Step Two: Place about a tablespoon of oil in your mouth, and start swishing. Try to aim for twenty minutes, but don’t hesitate to start smaller and work your way up. You can combine this time with another activity, like taking a shower or reading while pulling the oil to make the most of your morning hours.
Step Three: Spit it out. If you are using coconut oil, avoid spitting in the sink since over time, the oil can solidify and clog your drain. Try spitting it in the trash, or leave a jar under the sink for this purpose.
Get Things Moving
After hours of fasting during sleep, our bodies are dehydrated and depleted of vital nutrients and vitamins. Before eating any food, replenish your system by drinking a glass of warm lemon water. It’s easy and quicker than coffee - warm up some water using a kettle or your stove, and then squeeze the juice from ½ - 1 lemon into the water. You may prefer to strain out the seeds, or add a little honey or agave to sweeten it up.

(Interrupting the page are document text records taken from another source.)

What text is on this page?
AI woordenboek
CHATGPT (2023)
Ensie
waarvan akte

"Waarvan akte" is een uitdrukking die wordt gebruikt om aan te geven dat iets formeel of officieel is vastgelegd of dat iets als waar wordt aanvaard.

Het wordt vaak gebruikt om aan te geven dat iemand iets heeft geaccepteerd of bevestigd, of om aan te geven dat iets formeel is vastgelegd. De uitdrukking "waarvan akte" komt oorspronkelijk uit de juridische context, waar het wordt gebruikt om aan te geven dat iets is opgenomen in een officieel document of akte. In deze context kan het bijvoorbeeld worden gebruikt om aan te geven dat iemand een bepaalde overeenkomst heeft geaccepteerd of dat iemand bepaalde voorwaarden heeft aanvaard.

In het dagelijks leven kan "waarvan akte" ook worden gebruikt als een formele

The citrus in lemons aid the digestive system and help to “get things moving” before adding any more food to what is already in our system. Vitamin C is crucial for boosting the immune system and reducing inflammation. Drinking the lemon water warm helps the body absorb the benefits more quickly since the liquid is closer to our body temperature and therefore ready for our system to use immediately.
Brush from Head to Toe
Or actually, from toe to heart. Your skin is the largest organ in your body, and it has an incredible system for “detoxifying” and cleaning itself. Dry skin brushing assists this process by unclogging pores, and helping to excrete toxins. Just like you may have heard that getting super sweaty in hot yoga is good for you (it is), this simple routine stimulates your lymphatic system, which has been shows to reduce cellulite and promote supple, healthy skin.
To get started, you’ll need to pick up a natural bristle brush that can reach all areas of your body.

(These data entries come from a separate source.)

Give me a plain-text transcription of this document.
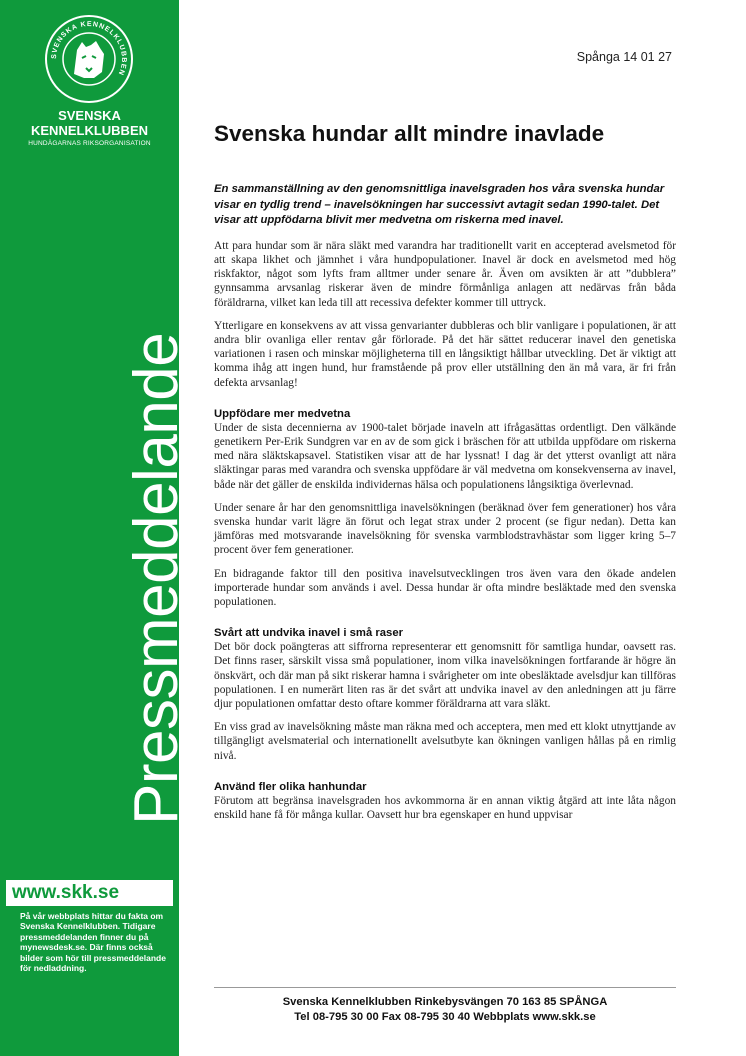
SVENSKA KENNELKLUBBEN
SVENSKA
KENNELKLUBBEN
HUNDÄGARNAS RIKSORGANISATION
Pressmeddelande
www.skk.se
På vår webbplats hittar du fakta om Svenska Kennelklubben. Tidigare pressmeddelanden finner du på mynewsdesk.se. Där finns också bilder som hör till pressmeddelande för nedladdning.
Spånga 14 01 27
Svenska hundar allt mindre inavlade

En sammanställning av den genomsnittliga inavelsgraden hos våra svenska hundar visar en tydlig trend – inavelsökningen har successivt avtagit sedan 1990-talet. Det visar att uppfödarna blivit mer medvetna om riskerna med inavel.

Att para hundar som är nära släkt med varandra har traditionellt varit en accepterad avelsmetod för att skapa likhet och jämnhet i våra hundpopulationer. Inavel är dock en avelsmetod med hög riskfaktor, något som lyfts fram alltmer under senare år. Även om avsikten är att ”dubblera” gynnsamma arvsanlag riskerar även de mindre förmånliga anlagen att nedärvas från båda föräldrarna, vilket kan leda till att recessiva defekter kommer till uttryck.

Ytterligare en konsekvens av att vissa genvarianter dubbleras och blir vanligare i populationen, är att andra blir ovanliga eller rentav går förlorade. På det här sättet reducerar inavel den genetiska variationen i rasen och minskar möjligheterna till en långsiktigt hållbar utveckling. Det är viktigt att komma ihåg att ingen hund, hur framstående på prov eller utställning den än må vara, är fri från defekta arvsanlag!

Uppfödare mer medvetna

Under de sista decennierna av 1900-talet började inaveln att ifrågasättas ordentligt. Den välkände genetikern Per-Erik Sundgren var en av de som gick i bräschen för att utbilda uppfödare om riskerna med nära släktskapsavel. Statistiken visar att de har lyssnat! I dag är det ytterst ovanligt att nära släktingar paras med varandra och svenska uppfödare är väl medvetna om konsekvenserna av inavel, både när det gäller de enskilda individernas hälsa och populationens långsiktiga överlevnad.

Under senare år har den genomsnittliga inavelsökningen (beräknad över fem generationer) hos våra svenska hundar varit lägre än förut och legat strax under 2 procent (se figur nedan). Detta kan jämföras med motsvarande inavelsökning för svenska varmblodstravhästar som ligger kring 5–7 procent över fem generationer.

En bidragande faktor till den positiva inavelsutvecklingen tros även vara den ökade andelen importerade hundar som används i avel. Dessa hundar är ofta mindre besläktade med den svenska populationen.

Svårt att undvika inavel i små raser

Det bör dock poängteras att siffrorna representerar ett genomsnitt för samtliga hundar, oavsett ras. Det finns raser, särskilt vissa små populationer, inom vilka inavelsökningen fortfarande är högre än önskvärt, och där man på sikt riskerar hamna i svårigheter om inte obesläktade avelsdjur kan tillföras populationen. I en numerärt liten ras är det svårt att undvika inavel av den anledningen att ju färre djur populationen omfattar desto oftare kommer föräldrarna att vara släkt.

En viss grad av inavelsökning måste man räkna med och acceptera, men med ett klokt utnyttjande av tillgängligt avelsmaterial och internationellt avelsutbyte kan ökningen vanligen hållas på en rimlig nivå.

Använd fler olika hanhundar

Förutom att begränsa inavelsgraden hos avkommorna är en annan viktig åtgärd att inte låta någon enskild hane få för många kullar. Oavsett hur bra egenskaper en hund uppvisar

Svenska Kennelklubben Rinkebysvängen 70 163 85 SPÅNGA
Tel 08-795 30 00 Fax 08-795 30 40 Webbplats www.skk.se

Start down at your feet, and use long firm strokes upward towards your heart (where your lymphatic system drains) on one body part at a time. Give a few good strokes to each area, overlapping as you go. Once you’ve brushed completely, jump in the shower to rinse off. For a bonus stimulation to your blood pressure, try alternating from super hot to super cold water a few times to bring your blood closer to the skin’s surface. Once you get out, make sure to moisturize with a natural oil of your choice, and you’ll be clean from the inside out.
Technically speaking, sitting can be referred to as a yoga posture. In fact, the word asana, while commonly thought to mean posture, actually literally translates to the word “seat.” But for this version of a seat, instead of focusing on hatha yoga, it’s the perfect time for a few minutes of a raja yoga practice, also known as meditation.
We all know we should be meditating more, but it’s just so hard to find the time! Or we feel like we aren’t “doing it right.” Taking just five minutes in your morning routine will ensure that you get the benefits of a mindful meditation first thing - and it’s much simpler than you may think.
Find a comfortable space, away from other people and as quiet as possible (yes, sometimes this may mean locking yourself in a closet for a few minutes.) Take a comfortable cross legged seat and place your palms anywhere comfortable on your knees or in your lap. Close your eyes, and focus on the space just below your nose, and above your lip, right where your breath enters and exits your body.
And that’s it. Your mind will more than likely wander time and time again, as it was built to do. That’s okay. Just keep gently returning your attention to your breath.
Make sure to set a timer for five minutes, so you don’t have to peek and check the time. Once your timer is done, take your time rising.
In just a few extra steps, you’ll start your day clean, refreshed, invigorated and grounded using the ancient teachings of yoga. Try adding one new morning activity at a time to help you work towards making these into natural habits. Bring on the rest of an amazing day!